Когда приехали домой, Сара и Джун уже ждали нас. Минут через десять на столе появился ужин: какая-то странная чечевично-овощная похлебка, разлитая по тарелкам, салат из овощей, какое-то густое желтого цвета варево, напоминающее тыквенную кашу, зеленые стручки молодого свежего горошка с резаным репчатым луком, политые уксусом и растительным маслом, и кастрюлька с вареным рисом. Все сели вокруг стола и объединились в рукопожатии: Чарли первым протянул обе ладони, подав другим пример.

О, этот ритуал квакеров мне уже был давно знаком, когда я встречался с Эйве, Флетчерами, Робом Гейлом. Я тоже протянул руки в сторону и взял за руки Сару и Джун, замкнув круг. Все склонили головы и молчали несколько минут, сжимая кисти рук в рукопожатии все сильнее и сильнее. И каждый думал, молился молча о своем. Наконец Чарли резко поднял голову.

— Спасибо, друзья, — сказал он. — Теперь приступим к ужину…

Красное вино было разлито по бокалам. Я было предложил тост за счастье в этом доме, но Чарли не принял его.

— Нет, давайте выпьем за мир и дружбу между нашими странами, — сказал он тихо и серьезно.

Мы чокнулись и отпили по глотку в молчании. И здесь эти, казалось бы, затасканные слова прозвучали совсем по-новому для меня.

Потом пришли друзья Чарли, принесли фрукты, мороженое разных сортов. Но ни вина, ни пива не было принесено, и той обычной бутылки красного сухого вина, которую мы начали вчетвером, хватило на весь ужин. И курящих в компании было только двое: я и Джун. Я уже говорил, что здесь сейчас почти никто не курит. Культ здоровья царит над Америкой-85.

В 10 вечера вечеринка закончилась. Джун должна была ехать в аэропорт, чтобы лететь в свой Чикаго. Оказалось, что она сити-гел, выросла в Чикаго и только после замужества уехала в маленький городок штата Индиана. Прожила там много лет, вырастила и воспитала трех дочерей. Но сейчас муж ее умер, и она возвращается в свой Чикаго.

— Муж, который любил возиться в земле, умер, а в самой Индиане я никогда не чувствовала себя дома. Слишком консервативные люди живут там, в большинстве своем республиканцы.

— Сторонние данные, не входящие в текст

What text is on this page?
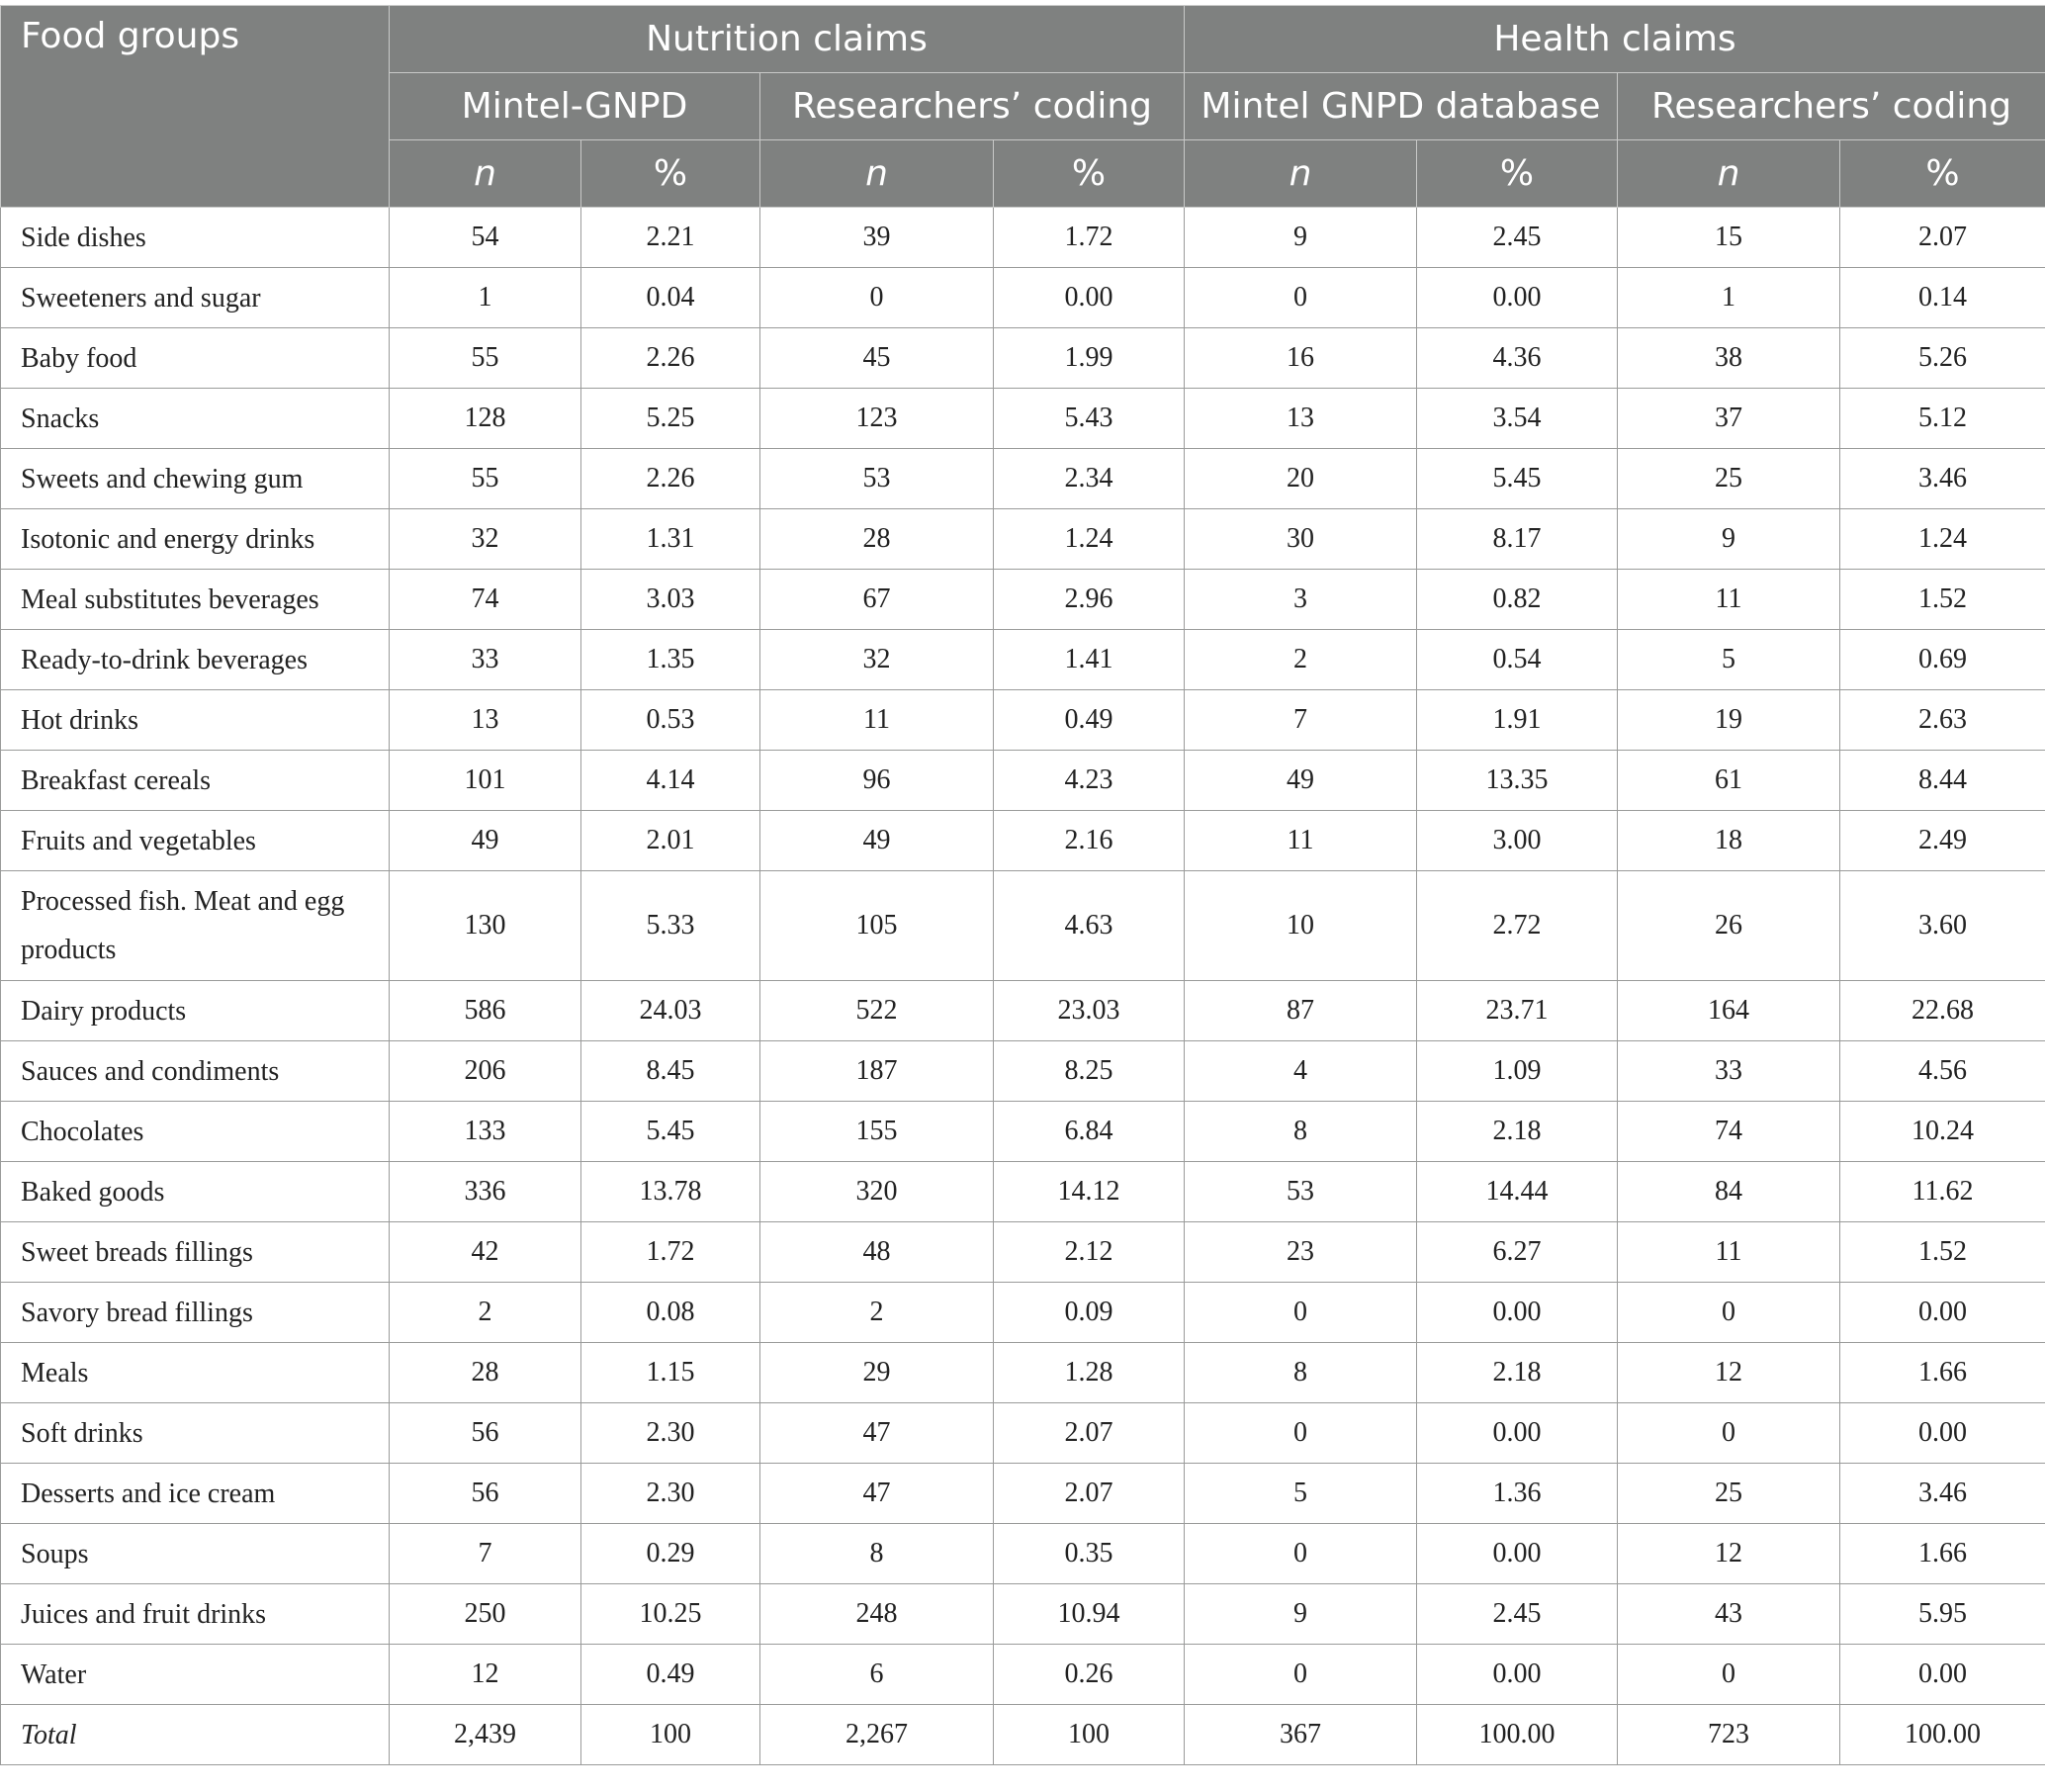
Food groups	Nutrition claims				Health claims			
	Mintel-GNPD		Researchers’ coding		Mintel GNPD database		Researchers’ coding	
	n	%	n	%	n	%	n	%
Side dishes	54	2.21	39	1.72	9	2.45	15	2.07
Sweeteners and sugar	1	0.04	0	0.00	0	0.00	1	0.14
Baby food	55	2.26	45	1.99	16	4.36	38	5.26
Snacks	128	5.25	123	5.43	13	3.54	37	5.12
Sweets and chewing gum	55	2.26	53	2.34	20	5.45	25	3.46
Isotonic and energy drinks	32	1.31	28	1.24	30	8.17	9	1.24
Meal substitutes beverages	74	3.03	67	2.96	3	0.82	11	1.52
Ready-to-drink beverages	33	1.35	32	1.41	2	0.54	5	0.69
Hot drinks	13	0.53	11	0.49	7	1.91	19	2.63
Breakfast cereals	101	4.14	96	4.23	49	13.35	61	8.44
Fruits and vegetables	49	2.01	49	2.16	11	3.00	18	2.49
Processed fish. Meat and egg products	130	5.33	105	4.63	10	2.72	26	3.60
Dairy products	586	24.03	522	23.03	87	23.71	164	22.68
Sauces and condiments	206	8.45	187	8.25	4	1.09	33	4.56
Chocolates	133	5.45	155	6.84	8	2.18	74	10.24
Baked goods	336	13.78	320	14.12	53	14.44	84	11.62
Sweet breads fillings	42	1.72	48	2.12	23	6.27	11	1.52
Savory bread fillings	2	0.08	2	0.09	0	0.00	0	0.00
Meals	28	1.15	29	1.28	8	2.18	12	1.66
Soft drinks	56	2.30	47	2.07	0	0.00	0	0.00
Desserts and ice cream	56	2.30	47	2.07	5	1.36	25	3.46
Soups	7	0.29	8	0.35	0	0.00	12	1.66
Juices and fruit drinks	250	10.25	248	10.94	9	2.45	43	5.95
Water	12	0.49	6	0.26	0	0.00	0	0.00
Total	2,439	100	2,267	100	367	100.00	723	100.00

26 июня. Только что сделали посадку в Нью-Йорке. Я прилетел «домой», в Ламонт.

Уже две недели все пьют новую кока-колу, то есть кока-колу, сделанную по новому рецепту. Только что прочитал — по всей Америке идут демонстрации протеста (новая кока-кола потеряла все, что имела старая). Некоторые вообще считают, что компания не имела права прекращать выпуск старой кока-колы, которая почти сто лет является одним из символов Америки, как бейсбол. «Может быть, американцы так держатся за постоянство кока-колы из-за того, что они чувствуют отсутствие корней и страдают от этого?» — прочитал я в газете.


3 июля, среда. Через неделю — отъезд домой, в Москву. Странное чувство — как бы заторможенность от того, что слишком много надо еще сделать. И слишком я устал.

Сегодня по дороге на работу разговорился с Томом — садовником цветника нашей лаборатории — молодым человеком. Он обычно либо стоит на коленях, либо копает что-то, забыв обо всем, режет кусты или подвязывает нарциссы.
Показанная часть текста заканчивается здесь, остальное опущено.